Hotel Peter and Paul – 2317 Burgundy St., Marigny

Sts. Peter and Paul Catholic Church opened in 1860 to serve the Irish Catholic community of the Marigny. The elementary school followed in 1900, the convent in 1890, and the rectory circa 1875. The school closed in 1992, the church in 2001, and the whole campus sat deteriorating on its city block until Marigny resident and developer Nathalie Jordi partnered with New York design firm ASH NYC to bring it back. The result is 71 guest rooms spread across three of the four buildings, with the original church preserved as a community event space.
ASH NYC kept the cypress wood mouldings, marble fireplaces, wainscoted corridors, and stained-glass windows intact while layering in bold floor-by-floor color palettes drawn from 14th-to-18th-century religious paintings: golden yellow, emerald green, sapphire blue, and ruby red on successive floors of the schoolhouse.
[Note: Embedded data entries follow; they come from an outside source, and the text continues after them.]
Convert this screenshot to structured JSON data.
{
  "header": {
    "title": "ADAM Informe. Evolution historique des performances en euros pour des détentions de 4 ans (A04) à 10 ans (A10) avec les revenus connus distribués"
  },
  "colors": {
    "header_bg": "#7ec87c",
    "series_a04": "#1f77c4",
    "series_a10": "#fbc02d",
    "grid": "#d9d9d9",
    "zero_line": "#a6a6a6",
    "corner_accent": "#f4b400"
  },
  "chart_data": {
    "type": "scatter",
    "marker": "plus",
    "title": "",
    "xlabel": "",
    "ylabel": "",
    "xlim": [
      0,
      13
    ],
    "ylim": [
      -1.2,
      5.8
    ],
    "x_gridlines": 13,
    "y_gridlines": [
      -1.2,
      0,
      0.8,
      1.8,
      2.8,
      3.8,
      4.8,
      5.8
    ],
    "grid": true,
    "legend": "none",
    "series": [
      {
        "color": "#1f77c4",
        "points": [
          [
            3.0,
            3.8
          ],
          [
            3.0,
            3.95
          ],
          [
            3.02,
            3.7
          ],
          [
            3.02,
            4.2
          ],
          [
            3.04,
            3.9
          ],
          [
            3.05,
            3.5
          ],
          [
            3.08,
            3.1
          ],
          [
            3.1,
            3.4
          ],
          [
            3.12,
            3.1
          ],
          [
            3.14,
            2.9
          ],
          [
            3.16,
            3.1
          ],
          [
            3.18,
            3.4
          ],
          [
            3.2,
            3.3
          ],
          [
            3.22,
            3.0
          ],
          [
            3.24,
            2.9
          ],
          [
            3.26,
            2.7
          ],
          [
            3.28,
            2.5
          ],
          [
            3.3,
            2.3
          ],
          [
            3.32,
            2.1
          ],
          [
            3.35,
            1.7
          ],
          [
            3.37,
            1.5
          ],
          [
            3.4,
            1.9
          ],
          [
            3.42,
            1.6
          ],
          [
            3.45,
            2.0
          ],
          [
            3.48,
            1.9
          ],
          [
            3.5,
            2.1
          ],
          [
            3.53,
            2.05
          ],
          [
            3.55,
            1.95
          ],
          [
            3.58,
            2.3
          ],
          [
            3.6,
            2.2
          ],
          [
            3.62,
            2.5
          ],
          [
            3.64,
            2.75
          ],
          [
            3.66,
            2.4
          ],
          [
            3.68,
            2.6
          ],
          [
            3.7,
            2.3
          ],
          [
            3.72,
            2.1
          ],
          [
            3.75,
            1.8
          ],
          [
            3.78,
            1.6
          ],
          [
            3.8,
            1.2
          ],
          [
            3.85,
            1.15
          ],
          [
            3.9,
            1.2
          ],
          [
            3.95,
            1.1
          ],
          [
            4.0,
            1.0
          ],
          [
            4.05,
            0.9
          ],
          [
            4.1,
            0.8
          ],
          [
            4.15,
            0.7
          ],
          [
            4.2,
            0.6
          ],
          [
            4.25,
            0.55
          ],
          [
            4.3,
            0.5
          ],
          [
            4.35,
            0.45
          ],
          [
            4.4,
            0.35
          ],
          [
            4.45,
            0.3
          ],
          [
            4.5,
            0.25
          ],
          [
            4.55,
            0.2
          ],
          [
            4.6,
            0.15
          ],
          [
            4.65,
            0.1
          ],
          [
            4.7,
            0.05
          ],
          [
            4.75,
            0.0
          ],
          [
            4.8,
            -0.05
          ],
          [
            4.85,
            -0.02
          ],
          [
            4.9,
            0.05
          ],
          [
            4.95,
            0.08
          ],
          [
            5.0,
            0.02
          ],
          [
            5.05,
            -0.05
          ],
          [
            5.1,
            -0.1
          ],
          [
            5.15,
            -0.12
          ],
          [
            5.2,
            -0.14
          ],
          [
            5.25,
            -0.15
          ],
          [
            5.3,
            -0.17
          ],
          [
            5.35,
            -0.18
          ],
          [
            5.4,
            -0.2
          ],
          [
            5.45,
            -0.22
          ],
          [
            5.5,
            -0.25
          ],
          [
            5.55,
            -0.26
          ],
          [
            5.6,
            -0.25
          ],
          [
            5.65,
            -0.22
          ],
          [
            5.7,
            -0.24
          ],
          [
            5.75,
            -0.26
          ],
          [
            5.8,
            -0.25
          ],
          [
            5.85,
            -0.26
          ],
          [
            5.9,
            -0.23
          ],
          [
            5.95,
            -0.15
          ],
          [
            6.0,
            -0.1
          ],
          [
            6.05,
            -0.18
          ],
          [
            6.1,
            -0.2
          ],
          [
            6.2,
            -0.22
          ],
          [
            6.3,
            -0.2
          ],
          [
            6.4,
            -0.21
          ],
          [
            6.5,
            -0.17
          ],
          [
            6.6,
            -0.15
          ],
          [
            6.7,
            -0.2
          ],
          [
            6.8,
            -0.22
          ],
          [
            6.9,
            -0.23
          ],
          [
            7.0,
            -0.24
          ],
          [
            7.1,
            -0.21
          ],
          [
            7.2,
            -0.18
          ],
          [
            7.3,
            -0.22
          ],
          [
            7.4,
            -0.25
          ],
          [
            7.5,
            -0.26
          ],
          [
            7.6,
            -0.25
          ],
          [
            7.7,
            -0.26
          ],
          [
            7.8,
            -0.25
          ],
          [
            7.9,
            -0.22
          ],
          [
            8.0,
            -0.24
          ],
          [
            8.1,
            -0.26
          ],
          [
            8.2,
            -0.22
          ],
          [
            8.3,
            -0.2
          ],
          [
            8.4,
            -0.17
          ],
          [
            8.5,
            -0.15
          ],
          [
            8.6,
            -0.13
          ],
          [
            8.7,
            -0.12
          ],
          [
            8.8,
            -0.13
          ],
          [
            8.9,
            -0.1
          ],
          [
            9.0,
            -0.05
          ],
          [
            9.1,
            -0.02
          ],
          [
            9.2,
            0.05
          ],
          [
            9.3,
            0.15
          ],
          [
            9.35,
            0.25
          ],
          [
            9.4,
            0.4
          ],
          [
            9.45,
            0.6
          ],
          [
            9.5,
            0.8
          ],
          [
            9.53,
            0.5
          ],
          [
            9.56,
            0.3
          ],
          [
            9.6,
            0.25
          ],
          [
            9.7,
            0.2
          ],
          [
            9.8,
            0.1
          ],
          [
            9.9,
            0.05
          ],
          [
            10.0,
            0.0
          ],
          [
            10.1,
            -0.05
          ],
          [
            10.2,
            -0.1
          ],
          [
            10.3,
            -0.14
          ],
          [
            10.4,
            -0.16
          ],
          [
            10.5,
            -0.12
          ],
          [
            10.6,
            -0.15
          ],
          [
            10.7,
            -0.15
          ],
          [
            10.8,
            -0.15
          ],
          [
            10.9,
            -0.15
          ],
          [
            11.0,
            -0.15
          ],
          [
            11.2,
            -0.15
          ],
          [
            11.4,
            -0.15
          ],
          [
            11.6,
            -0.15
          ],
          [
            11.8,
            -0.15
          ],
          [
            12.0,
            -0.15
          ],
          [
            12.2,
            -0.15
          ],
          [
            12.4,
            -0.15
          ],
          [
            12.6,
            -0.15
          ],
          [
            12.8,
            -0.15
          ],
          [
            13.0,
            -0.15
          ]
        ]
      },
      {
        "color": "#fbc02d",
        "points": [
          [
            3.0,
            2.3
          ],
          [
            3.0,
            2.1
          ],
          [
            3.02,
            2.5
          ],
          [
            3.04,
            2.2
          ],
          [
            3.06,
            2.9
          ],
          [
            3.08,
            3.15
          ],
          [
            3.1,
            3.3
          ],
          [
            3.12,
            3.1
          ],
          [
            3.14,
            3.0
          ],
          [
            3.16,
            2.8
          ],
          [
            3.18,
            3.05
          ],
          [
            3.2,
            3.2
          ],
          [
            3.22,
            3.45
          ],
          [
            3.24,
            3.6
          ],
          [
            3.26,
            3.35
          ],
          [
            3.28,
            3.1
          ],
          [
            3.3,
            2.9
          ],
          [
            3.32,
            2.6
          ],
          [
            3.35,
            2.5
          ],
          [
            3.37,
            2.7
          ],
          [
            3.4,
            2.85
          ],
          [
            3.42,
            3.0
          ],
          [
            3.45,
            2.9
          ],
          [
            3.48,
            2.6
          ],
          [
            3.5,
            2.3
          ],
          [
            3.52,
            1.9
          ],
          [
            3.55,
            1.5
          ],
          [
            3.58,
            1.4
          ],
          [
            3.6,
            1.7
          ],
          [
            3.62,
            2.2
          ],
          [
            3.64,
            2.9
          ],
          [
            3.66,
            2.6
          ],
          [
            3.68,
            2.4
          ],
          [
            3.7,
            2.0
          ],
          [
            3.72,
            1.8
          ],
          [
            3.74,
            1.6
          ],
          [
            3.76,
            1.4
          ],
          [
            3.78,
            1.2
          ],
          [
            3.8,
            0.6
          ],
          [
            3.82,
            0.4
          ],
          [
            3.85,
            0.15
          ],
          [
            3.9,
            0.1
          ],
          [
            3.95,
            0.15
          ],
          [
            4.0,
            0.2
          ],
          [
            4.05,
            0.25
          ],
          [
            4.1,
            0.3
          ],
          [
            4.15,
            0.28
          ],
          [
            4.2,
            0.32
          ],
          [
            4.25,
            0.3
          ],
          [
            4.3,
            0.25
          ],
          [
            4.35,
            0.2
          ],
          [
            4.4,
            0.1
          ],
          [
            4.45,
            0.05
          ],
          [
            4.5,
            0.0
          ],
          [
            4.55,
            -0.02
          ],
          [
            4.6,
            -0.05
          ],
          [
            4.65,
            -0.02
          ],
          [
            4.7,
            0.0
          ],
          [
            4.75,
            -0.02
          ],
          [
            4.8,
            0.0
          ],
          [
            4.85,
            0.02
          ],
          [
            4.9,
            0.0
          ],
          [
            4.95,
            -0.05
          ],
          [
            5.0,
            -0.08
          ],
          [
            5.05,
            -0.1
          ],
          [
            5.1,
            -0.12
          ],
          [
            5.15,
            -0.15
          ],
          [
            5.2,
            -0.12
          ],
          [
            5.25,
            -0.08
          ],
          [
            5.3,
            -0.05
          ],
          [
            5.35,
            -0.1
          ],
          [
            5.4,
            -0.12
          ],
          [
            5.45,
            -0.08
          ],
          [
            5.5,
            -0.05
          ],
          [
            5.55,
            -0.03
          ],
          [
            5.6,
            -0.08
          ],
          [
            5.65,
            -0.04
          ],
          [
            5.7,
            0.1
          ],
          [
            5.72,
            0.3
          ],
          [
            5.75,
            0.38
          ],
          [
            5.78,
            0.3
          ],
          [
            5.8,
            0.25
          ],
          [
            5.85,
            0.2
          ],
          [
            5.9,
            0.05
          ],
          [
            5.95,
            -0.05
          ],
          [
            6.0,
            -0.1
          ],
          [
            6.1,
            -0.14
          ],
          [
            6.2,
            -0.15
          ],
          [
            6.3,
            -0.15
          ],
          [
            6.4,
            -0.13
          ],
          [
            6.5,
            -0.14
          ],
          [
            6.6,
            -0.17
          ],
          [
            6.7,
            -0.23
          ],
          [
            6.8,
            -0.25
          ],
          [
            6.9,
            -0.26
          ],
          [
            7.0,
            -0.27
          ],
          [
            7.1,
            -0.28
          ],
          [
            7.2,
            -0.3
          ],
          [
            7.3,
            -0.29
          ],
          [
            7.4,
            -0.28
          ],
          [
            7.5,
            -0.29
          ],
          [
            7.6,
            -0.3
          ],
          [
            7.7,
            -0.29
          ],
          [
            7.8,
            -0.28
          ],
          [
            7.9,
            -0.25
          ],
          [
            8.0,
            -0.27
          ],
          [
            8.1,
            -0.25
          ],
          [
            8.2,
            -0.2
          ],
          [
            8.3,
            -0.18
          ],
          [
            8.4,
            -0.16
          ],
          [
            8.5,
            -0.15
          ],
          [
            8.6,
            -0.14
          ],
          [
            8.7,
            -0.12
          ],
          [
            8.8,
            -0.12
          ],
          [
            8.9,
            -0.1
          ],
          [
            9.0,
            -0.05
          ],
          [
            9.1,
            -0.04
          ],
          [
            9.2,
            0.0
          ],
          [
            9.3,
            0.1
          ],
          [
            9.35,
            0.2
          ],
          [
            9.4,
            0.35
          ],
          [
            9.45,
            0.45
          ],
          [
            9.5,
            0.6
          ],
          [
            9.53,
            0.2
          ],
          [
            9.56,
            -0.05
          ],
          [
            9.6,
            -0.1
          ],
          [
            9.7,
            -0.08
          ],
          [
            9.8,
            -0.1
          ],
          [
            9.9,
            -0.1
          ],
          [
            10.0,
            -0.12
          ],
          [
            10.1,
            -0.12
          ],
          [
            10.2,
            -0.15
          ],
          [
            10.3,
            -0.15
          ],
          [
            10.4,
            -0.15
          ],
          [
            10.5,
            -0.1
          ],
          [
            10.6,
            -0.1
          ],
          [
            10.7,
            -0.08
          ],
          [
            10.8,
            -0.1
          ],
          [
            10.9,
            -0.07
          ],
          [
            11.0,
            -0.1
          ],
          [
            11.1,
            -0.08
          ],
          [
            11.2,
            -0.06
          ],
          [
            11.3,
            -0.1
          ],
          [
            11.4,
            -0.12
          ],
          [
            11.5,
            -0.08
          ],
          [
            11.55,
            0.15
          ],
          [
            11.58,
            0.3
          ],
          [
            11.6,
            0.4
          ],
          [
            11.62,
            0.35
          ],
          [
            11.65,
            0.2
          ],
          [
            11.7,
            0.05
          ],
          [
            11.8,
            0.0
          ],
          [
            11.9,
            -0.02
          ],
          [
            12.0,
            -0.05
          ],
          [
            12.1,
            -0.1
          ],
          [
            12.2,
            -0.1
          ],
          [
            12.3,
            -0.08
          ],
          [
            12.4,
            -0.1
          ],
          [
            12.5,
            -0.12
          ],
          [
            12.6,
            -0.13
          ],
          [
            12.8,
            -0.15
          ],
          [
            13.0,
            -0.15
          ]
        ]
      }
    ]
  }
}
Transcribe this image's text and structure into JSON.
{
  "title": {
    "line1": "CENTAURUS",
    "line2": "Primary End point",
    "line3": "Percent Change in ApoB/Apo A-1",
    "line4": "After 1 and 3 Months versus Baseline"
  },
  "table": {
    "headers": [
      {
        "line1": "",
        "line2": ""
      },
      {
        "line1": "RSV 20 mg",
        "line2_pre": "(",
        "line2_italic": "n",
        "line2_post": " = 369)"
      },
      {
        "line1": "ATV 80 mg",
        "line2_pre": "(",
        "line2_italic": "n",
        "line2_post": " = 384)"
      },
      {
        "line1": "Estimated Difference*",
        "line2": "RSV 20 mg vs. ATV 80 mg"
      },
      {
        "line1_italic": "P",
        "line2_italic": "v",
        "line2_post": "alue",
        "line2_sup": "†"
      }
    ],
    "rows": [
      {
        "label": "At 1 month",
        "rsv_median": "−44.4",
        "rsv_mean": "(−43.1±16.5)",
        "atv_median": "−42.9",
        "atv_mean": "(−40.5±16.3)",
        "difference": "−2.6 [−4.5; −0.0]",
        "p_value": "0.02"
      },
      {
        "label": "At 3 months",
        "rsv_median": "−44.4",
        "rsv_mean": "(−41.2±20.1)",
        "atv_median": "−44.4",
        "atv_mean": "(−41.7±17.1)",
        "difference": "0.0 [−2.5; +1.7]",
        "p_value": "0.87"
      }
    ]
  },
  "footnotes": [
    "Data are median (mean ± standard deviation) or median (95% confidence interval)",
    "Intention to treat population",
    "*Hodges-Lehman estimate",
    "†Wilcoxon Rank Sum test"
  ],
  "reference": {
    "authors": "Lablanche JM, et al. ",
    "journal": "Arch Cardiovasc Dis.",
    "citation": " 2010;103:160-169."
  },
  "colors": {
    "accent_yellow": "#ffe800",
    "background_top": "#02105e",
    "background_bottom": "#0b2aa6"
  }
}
The former performance stage is now a guest lounge, its backdrop mural depicting the set of the school’s very first production in 1900. TheElysian Bar, run in collaboration with the team behind James Beard-nominated Bacchanal Wine Bar, serves live music every night in the former parlors and courtyard. Book via ash.world.
Blue60 Marigny Inn – Elysian Fields Ave., Marigny

Built in 1842, this six-room guesthouse on Elysian Fields has been operating as a locally run inn with each room individually decorated by local artists. The Desire Suite is named for the streetcar line and the Tennessee Williams play. The Ignatius J. Reilly Studio nods to the protagonist of A Confederacy of Dunces. The River Suite faces the street with windows looking toward the Mississippi. The back garden has a hot tub sheltered by palm trees.
One block from Frenchmen Street and ten minutes on foot from the French Quarter, Blue60 is built for the traveler who wants a residential address over a hotel experience. Private outdoor entrances on every room, 600-thread-count sheets, complimentary coffee and tea, and a grocery store directly across the street. Rated the number one guesthouse in New Orleans on TripAdvisor. Book via marignyinn.com.
The Frenchmen Hotel – 417 Frenchmen St., Marigny

We covered The Frenchmen Hotel before, but it belongs on this list for obvious reasons: it sits directly on the music strip, has a hidden pool courtyard that pulls all the noise away, and its 27 rooms in three 1860s cottages capture exactly the kind of eccentric, art-forward Marigny sensibility this list is built around. Midnight Revival on the ground floor hosts live music nightly and is open to locals and guests alike. Book via thefrenchmenhotel.com.